Urban disaster risk, after all, is not merely a consequence of physical hazards (think earthquakes, volcanoes, fire, flooding, landslides), which themselves are largely unpredictable and can interact to produce unexpected effects. It is also profoundly influenced by who and what is exposed to these hazards, the social vulnerabilities of those affected, and the processes of decision making, planning and finance that shape exposure and vulnerability in the first place.
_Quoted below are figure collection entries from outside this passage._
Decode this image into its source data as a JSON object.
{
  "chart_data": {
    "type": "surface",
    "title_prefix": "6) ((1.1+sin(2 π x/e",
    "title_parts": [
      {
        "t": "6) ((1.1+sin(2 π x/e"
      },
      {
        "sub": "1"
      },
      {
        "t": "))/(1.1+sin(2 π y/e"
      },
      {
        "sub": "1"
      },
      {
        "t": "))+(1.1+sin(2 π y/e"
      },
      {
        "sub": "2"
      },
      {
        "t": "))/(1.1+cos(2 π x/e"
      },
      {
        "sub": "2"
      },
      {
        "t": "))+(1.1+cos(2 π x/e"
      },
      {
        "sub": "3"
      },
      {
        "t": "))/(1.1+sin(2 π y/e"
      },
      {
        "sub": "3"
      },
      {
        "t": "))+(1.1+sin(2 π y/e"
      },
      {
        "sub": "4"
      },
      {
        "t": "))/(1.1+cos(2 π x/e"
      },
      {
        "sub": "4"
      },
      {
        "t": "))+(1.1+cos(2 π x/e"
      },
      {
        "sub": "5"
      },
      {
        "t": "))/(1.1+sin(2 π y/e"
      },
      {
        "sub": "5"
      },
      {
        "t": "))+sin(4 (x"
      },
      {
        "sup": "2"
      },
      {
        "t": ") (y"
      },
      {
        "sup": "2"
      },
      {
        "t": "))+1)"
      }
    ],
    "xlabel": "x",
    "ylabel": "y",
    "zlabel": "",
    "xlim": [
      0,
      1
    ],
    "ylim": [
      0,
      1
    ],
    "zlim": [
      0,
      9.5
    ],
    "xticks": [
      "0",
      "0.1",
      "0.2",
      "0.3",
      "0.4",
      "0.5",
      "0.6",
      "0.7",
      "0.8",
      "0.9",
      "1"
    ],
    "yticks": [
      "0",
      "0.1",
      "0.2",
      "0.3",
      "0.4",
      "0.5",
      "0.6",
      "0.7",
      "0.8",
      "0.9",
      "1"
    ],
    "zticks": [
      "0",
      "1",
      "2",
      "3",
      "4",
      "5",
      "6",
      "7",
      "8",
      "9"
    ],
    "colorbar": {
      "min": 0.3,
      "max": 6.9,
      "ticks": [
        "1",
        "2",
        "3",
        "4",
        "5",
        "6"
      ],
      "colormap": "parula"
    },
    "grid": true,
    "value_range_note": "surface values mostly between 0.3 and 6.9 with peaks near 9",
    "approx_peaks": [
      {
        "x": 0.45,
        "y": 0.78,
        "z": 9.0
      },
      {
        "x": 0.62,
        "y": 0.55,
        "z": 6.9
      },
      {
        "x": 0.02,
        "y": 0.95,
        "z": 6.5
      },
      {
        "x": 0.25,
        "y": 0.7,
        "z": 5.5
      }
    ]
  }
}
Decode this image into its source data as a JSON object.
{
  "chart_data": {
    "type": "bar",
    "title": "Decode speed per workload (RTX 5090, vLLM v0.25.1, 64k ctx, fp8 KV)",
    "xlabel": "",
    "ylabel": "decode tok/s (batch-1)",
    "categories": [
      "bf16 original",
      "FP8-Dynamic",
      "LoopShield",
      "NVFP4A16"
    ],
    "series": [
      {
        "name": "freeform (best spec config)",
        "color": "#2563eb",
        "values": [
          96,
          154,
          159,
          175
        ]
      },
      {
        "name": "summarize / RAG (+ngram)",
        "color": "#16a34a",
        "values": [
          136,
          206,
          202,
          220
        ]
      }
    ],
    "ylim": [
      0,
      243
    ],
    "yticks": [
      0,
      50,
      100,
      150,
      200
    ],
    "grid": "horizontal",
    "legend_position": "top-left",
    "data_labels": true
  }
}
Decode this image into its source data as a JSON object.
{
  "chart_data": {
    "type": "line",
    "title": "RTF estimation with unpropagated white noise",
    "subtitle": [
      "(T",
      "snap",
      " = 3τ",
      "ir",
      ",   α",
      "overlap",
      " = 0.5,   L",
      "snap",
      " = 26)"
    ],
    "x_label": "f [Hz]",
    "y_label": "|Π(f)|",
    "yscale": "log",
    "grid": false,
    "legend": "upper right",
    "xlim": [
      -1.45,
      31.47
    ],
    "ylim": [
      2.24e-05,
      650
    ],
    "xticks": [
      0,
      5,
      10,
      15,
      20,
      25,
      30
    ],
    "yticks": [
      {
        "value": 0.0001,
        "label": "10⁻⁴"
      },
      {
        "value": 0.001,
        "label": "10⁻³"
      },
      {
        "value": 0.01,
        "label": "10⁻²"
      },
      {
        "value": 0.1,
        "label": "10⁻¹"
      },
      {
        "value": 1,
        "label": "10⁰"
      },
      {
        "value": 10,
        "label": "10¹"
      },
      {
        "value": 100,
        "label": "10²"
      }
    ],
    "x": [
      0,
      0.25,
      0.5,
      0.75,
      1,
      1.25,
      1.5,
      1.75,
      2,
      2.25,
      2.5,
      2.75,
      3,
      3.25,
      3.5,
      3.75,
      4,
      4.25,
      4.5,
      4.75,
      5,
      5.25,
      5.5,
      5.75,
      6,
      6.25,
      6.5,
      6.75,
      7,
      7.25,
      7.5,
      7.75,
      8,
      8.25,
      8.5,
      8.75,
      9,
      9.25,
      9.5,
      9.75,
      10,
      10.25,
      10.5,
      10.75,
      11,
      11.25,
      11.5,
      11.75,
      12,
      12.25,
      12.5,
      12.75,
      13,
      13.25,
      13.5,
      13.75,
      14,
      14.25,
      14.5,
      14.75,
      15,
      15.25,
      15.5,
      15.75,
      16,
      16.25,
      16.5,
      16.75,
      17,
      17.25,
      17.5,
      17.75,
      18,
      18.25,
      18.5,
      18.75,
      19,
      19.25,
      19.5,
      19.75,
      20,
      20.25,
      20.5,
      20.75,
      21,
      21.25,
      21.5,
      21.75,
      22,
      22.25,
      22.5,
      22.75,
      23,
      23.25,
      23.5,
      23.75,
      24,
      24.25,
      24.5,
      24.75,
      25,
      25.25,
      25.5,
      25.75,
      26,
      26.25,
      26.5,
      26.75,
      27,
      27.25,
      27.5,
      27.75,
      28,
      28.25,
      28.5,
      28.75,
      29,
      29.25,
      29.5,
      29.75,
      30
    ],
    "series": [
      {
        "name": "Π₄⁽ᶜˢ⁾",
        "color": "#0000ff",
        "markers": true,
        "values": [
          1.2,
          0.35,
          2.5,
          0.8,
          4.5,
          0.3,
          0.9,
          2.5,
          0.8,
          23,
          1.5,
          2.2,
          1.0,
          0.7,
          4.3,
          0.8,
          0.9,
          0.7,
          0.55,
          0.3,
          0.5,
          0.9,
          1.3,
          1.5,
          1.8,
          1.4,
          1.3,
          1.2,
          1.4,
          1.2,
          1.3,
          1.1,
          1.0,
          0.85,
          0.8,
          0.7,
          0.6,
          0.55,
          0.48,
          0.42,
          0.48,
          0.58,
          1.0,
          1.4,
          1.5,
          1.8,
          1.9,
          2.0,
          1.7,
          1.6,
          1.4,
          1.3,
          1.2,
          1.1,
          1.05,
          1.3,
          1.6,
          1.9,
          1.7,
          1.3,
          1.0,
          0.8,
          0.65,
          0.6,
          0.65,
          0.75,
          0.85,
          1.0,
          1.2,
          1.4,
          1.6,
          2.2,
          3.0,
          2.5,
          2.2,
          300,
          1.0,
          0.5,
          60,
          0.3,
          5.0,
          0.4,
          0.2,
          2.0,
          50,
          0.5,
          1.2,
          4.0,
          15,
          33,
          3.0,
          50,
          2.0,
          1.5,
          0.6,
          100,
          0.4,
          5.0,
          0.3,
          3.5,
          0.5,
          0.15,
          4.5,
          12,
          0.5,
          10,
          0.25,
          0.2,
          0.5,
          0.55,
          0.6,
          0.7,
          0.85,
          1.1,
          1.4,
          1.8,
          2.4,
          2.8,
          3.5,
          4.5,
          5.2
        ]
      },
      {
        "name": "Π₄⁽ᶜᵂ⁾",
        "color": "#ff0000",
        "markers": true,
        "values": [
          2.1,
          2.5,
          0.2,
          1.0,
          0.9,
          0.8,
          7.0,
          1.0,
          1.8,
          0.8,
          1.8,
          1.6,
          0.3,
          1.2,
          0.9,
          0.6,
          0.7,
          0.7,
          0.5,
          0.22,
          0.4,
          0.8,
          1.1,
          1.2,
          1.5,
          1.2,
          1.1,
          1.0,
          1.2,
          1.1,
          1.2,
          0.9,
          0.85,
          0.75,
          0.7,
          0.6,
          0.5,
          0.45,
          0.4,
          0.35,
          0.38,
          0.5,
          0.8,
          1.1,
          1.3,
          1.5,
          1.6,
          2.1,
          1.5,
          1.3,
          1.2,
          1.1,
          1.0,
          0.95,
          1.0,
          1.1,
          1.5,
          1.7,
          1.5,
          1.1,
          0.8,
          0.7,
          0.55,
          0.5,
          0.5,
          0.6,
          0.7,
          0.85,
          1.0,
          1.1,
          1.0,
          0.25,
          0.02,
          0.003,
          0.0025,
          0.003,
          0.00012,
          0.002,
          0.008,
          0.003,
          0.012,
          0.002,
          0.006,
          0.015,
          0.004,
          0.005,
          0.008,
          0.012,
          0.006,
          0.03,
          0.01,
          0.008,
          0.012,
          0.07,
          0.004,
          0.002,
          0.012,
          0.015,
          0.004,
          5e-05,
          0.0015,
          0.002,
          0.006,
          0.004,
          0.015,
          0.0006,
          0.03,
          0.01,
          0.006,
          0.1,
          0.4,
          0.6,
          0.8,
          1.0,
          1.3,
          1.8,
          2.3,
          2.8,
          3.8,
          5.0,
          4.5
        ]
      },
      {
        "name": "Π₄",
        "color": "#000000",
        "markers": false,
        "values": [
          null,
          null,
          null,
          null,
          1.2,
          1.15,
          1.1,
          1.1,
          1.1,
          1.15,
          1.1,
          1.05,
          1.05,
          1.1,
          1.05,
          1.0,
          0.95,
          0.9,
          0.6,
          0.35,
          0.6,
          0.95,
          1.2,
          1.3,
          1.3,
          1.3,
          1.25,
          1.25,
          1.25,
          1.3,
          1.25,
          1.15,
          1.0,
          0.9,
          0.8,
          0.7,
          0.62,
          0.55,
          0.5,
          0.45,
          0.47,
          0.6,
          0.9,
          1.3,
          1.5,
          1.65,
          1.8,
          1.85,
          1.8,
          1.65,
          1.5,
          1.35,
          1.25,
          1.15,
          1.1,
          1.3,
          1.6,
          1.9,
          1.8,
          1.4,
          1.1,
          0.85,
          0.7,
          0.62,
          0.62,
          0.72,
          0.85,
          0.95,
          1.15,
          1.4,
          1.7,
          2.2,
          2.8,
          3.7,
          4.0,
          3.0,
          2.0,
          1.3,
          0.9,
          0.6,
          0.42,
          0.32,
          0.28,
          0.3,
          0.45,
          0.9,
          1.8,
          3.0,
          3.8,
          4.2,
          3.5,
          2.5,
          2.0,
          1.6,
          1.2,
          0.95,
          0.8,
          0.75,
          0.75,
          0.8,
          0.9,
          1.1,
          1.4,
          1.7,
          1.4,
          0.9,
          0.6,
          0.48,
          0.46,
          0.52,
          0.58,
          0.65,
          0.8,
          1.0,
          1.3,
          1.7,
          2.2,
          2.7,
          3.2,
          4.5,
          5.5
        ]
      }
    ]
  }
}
This means that the exciting new scientific insights that we’ll produce over the next 5 years cannot in themselves deliver our mission. They will only stand a chance if they are embedded within the complex social, cultural and multi-hazard context of urban life, and are accessed, understood and embraced by those who can benefit from using them. So we must operate with an awareness that we are only one small strand of a much bigger web of interactions that will shape the lives of the poor in tomorrow’s cities.

This challenge demands an entirely new way of doing research. Success will lie not in the hands of a few brilliant individuals, but in our collective ability to think and act as a whole and from multiple perspectives. We will need to learn and collaborate across categories, actively include and promote excluded voices, and be adaptive in how we manage both research and operations – responding to the unintended consequences and new opportunities that will inevitably emerge.

On any given day we could be doing anything from discussing the challenges of equitable partnerships, to hosting a call on research budgets with partners from Quito and Kathmandu, to designing an information management system that will help steer us through uncertainty. Most likely we’ll be grappling with how to solve an awkward and entirely unanticipated problem… And this is before we have a small team of postdoctoral researchers join us, pouring thought into the interactions between multiple hazards for vulnerable communities.

In other words, we are constantly striving to innovate and collaborate. But it’s not easy and we certainly don’t have answers to many questions – there are no ‘best’ or even ‘good’ practice guidelines for most of what we do.

This is why we are so excited to be joining the ECCI community – because innovation and collaboration is your jam. The building is full of entrepreneurs and intrepreneurs working to tackle the same fundamental challenge: to make a positive impact in a complex world.

My question to you is: how can we learn from each other?